Cuando se trabaja en el Senado de Estados Unidos y se está rodeado de personas con ideas y creencias muy diferentes, te das cuenta de que lo que nuestros padres fundadores lograron, que fue tan genial, es que el Senado es el lugar donde se supone que se llega a un acuerdo mediante compromisos.
Nosotros, como republicanos, entendemos que debemos proteger estos programas de ayuda social para nuestros mayores. Y hay que sentarse a discutirlo. Necesitamos más ideas en la mesa.
Nuestros pensamientos y la imaginación son los únicos límites reales a nuestras posibilidades.
Un apodo es la piedra más pesada que el diablo puede arrojar a un hombre. Es una pesadilla para la imaginación y, aunque no creamos en ella, todavía atormenta nuestros miedos.
En una era de paranoia parental, manía de demandas y frenesí de pruebas, estamos fallando en inspirar la curiosidad, la creatividad y la imaginación de nuestros niños. Les estamos negando la oportunidad de jugar, descubrir y explorar, en definitiva, de jugar.
El deseo de vivir en nuestra imaginación está impulsado por la sospecha de que somos sensibilidades incorpóreas atrapadas en nuestros cuerpos. Esa idea ha impregnado la mayor parte del pensamiento humano desde el principio.
El arte tiene como objetivo, sobre todo, producir algo bello que no afecta a nuestros sentimientos, sino que activa nuestro órgano de la contemplación pura, nuestra imaginación.
El problema con las personas que tienen miedo de la imaginación, de la fantasía, es que su mundo se vuelve tan estrecho que no veo cómo se puede imaginar más allá de lo que sus sentidos se pueden verificar. Sabemos por la ciencia que hay mundos enteros que nuestros sentidos no pueden verificar.
Nuestros miedos son un regalo maravilloso de la imaginación... una forma de vislumbrar lo que podría ser el futuro cuando todavía hay tiempo para influir en cómo será ese futuro.
Me encanta nuestra isla compartida, nuestra Irlanda, y su decencia básica. Me encanta por su imaginación y su celebración de las infinitas posibilidades para nuestros pueblos.
Pero hay mucho más que hacer por la ciudad que amamos... a Dallas, con carreteras más fuertes que nuestras empresas, parques tan bellos como nuestros hijos, un centro tan alto como nuestra imaginación.
La imaginación de nuestros niños es mitigada por la televisión, y su pensamiento se hace por ellos.

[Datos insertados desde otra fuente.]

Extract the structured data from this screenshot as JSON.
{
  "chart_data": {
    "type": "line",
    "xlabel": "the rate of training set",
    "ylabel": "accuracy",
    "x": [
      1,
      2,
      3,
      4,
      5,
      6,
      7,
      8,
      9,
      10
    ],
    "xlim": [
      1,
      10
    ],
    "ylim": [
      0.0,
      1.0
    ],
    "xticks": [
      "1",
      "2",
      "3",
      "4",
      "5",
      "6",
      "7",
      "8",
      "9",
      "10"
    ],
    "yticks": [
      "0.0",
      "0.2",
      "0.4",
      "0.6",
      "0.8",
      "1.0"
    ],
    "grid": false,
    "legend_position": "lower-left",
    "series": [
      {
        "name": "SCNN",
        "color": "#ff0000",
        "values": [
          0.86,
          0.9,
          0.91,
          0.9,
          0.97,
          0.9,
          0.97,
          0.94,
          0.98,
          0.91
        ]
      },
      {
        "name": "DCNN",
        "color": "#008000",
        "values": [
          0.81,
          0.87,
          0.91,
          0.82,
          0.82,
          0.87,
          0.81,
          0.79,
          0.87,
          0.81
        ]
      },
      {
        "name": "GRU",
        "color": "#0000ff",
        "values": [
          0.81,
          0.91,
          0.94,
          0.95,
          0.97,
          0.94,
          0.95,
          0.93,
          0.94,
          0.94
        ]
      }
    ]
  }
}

Viajamos para aprender, y nunca he estado en ningún país donde no hayan hecho algo mejor que nosotros, donde no hayan pensado pensamientos mejores que los nuestros, o donde no hayan tomado un poco de inspiración de alturas superiores a las nuestras.
Tenemos que viajar al espacio de manera asequible para inspirar a nuestros jóvenes, para que sepan que pueden experimentar sus sueños, fijar metas significativas y estar en condiciones de llevar a todos a futuros avances en la exploración, el descubrimiento y la diversión. Gracias a la X Prize por la inspiración.

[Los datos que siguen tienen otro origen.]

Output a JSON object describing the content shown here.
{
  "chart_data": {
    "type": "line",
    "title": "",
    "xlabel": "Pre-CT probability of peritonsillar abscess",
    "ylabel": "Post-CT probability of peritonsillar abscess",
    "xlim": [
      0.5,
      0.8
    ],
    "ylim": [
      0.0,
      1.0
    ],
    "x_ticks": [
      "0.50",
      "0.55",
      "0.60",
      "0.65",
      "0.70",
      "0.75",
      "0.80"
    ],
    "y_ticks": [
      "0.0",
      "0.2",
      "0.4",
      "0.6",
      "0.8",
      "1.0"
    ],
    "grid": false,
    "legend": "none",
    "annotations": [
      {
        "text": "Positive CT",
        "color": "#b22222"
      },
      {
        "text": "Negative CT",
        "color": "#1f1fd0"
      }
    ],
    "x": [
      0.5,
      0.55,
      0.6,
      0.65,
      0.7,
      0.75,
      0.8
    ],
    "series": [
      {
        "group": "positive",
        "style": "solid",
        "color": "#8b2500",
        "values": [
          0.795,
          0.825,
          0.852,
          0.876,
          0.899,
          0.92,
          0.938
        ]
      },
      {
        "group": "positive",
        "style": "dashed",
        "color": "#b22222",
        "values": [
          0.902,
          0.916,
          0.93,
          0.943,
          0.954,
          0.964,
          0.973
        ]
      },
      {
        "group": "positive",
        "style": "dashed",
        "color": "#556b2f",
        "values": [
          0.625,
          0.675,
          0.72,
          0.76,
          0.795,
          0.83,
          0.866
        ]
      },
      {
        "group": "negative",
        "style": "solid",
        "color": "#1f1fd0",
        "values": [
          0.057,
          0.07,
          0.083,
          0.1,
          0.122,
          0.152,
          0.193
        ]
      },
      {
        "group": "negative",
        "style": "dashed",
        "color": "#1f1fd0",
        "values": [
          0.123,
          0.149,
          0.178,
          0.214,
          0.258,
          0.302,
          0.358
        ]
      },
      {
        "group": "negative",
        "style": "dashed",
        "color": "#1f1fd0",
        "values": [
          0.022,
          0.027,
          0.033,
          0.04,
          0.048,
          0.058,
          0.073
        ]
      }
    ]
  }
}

Deberíamos encontrar inspiración en los sentidos que ya existen y tratar de copiarlos y aplicarlos a nosotros. Si comparamos nuestros sentidos con los de otros animales y especies que nosotros no tenemos, podemos obtener ideas para nuevas habilidades que los seres humanos podemos adaptar mediante la aplicación de la cibernética al cuerpo.
Obtengo mucha inspiración del retroalimentación de la audiencia en nuestros shows en vivo.
Nuestros cuerpos están diseñados para tener hijos, y nuestras vidas trabajan en uno de los procesos de creación. Todas nuestras ambiciones y nuestra inteligencia están relacionadas con ese gran punto elemental.
Vamos a fortalecer nuestra seguridad mediante la construcción de misiles de defensa, la restauración de nuestro poderío militar, y el acercamiento y el fortalecimiento de nuestros oficiales de inteligencia.
Existen fuerzas desconocidas de la naturaleza; cuando nos entregamos por completo a ella, sin reservas, se nos muestran estas formas que nuestros ojos no ven ni nuestra inteligencia comprende o sospecha.